Diese befindet sich in /etc/


----------



## HausSPSler (21 Juni 2016)

so:
[SysProcess]
Command=AllowAll

dann geht's "AllowAll" schaltet ja alle Befehle frei... also braucht es den anderen nicht mehr!
Grüße


----------



## PI_Neuling (21 Juni 2016)

Das habe ich jetzt gemacht, leider kommt immer noch die 25 zurück, muss ich noch irgendwo Benutzername und Kennwort für den Raspberry eingeben?


----------



## HausSPSler (21 Juni 2016)

Hi,
auch die SPS neu gestartet nachdem zu es geändert hast?
Grüße


----------



## PI_Neuling (22 Juni 2016)

Hallo Edwin,

ich habe den Raspberry mit sudo reboot neugestartet und die SPS urgelöscht und das Programm neu geladen. Funktioniert leider immer noch nicht, kann das damit zusammenhängen, das ich die Dateien auf einem Stick umwandeln möchte?

Gruß
Christian


----------



## HausSPSler (23 Juni 2016)

Hallo Christian,
es muss gehen!
bitte überprüfe noch einmal dein config file: 1 darf nur eine Sektion von SysProcess geben in dem File und Command.0=rcSwitch solltest du entfernen

[SysProcess]
 Command=AllowAll

dann nochmals die Fehlermeldung anschauen im IEC Code wenn du es aufrufst.

Grüße


----------



## PI_Neuling (23 Juni 2016)

Hallo Edwin,

hast recht es funktioniert. Ich habe jetzt genau:

[SysProcess]
Command=AllowAll

eingegeben.

Vorher hatte ich immer:

[SysProcess]
Command = AllowAll

Deshalb hat er das auch nicht erkannt wegen der Leerzeichen.

Vielen Dank für die Unterstützung.

Gruß
Christian


----------



## mike1976 (24 Oktober 2016)

Hallo,
wollte keinen neuen Beitrag aufmachen da mein anliegen eigentlich eh hier rein passt.

Und zwar, bin auch relativer Raspberry und Codesys neuling, muss ich dazu sagen.

Das mit den Commands senden bzw dateien Starten, habe ich erfolgreich zusammengebracht.
Starte damit eine SMS übertragung per "gammu" in codesys schaut das ganze dan so aus: voralarm : STRING := 'echo "Batteriezustand: voralarm" | sudo gammu sendsms TEXT +43xxxxxxxxxxxxx;
läuft einwandfrei.
Umgekehrt damit ich eine aktion am raspberry in codesys auslöse, habe ich den umweg das ich eine sms an den pi sende, mittels smstools auswerte und dann damit einen GPIO schalte und den dann in der codesys auswerte.
Ist sicherlich nicht die schönste lösung, geht aber, zwar halt nur eingeschränkt da ich gerne aktuelle werte von der codesys hätte.
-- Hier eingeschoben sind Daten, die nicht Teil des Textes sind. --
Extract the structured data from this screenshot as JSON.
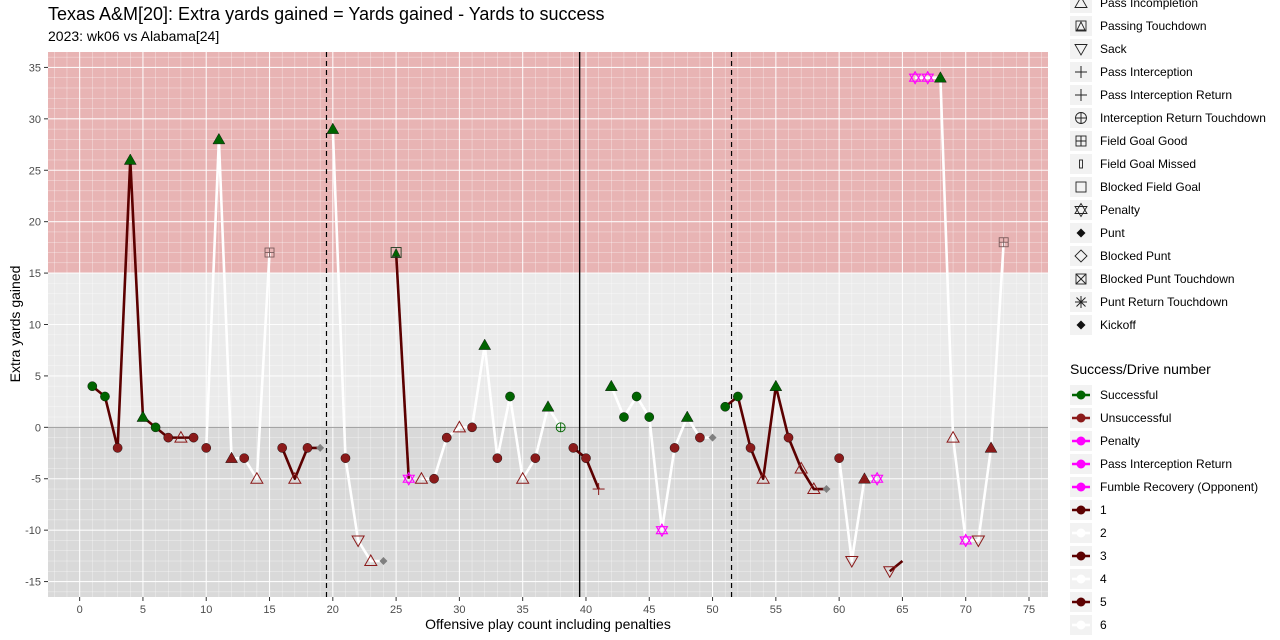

So da komm ich jetzt mal zu meinem anliegen:
1.) Ist es möglich das ich auch einen Wert zb. eines analogeingang oder irgendeiner Variablen übertragen kann? Soll heissen anstatt der Meldung wie zb. "Batteriezustand: voralarm" steht ein aktueller wert!
2.) Gibt es irgendein muster projekt wo jemand mit dem Raspberry pi und codesys per sms befehle sendet und empfängt?  Also direkt in der codesys auswertet?

Bitte seid gnädig mit mir, scribt mässig bin ich ein kompletter neuling.

Gruß Mike


----------



## HausSPSler (25 Oktober 2016)

Hallo Mike,
schöne Sache, vielleicht kannst du für andere mal noch genauer beschreiben, was du alles installiert hast damit du per Kommando Zeile ne SMS senden kannst
und welche Hardware (Stick?) du dafür verwendest.
Damit du Werte verschicken kannst musst du ja lediglich deinen String dann mit "concat" zusammenbauen.

Also den Wert in string wandeln..  so in der Art:

strValue:=REAL_TO_STRING(rValue);

dann über mehrere Concats den String den du für das Kommando brauchst zusammen setzen also praktisch dein Commando das du an Sysprocess gibst zusammensetzen:

strCommand:=CONCAT(strCAMCommand,strValue);
usw...

Grüße


----------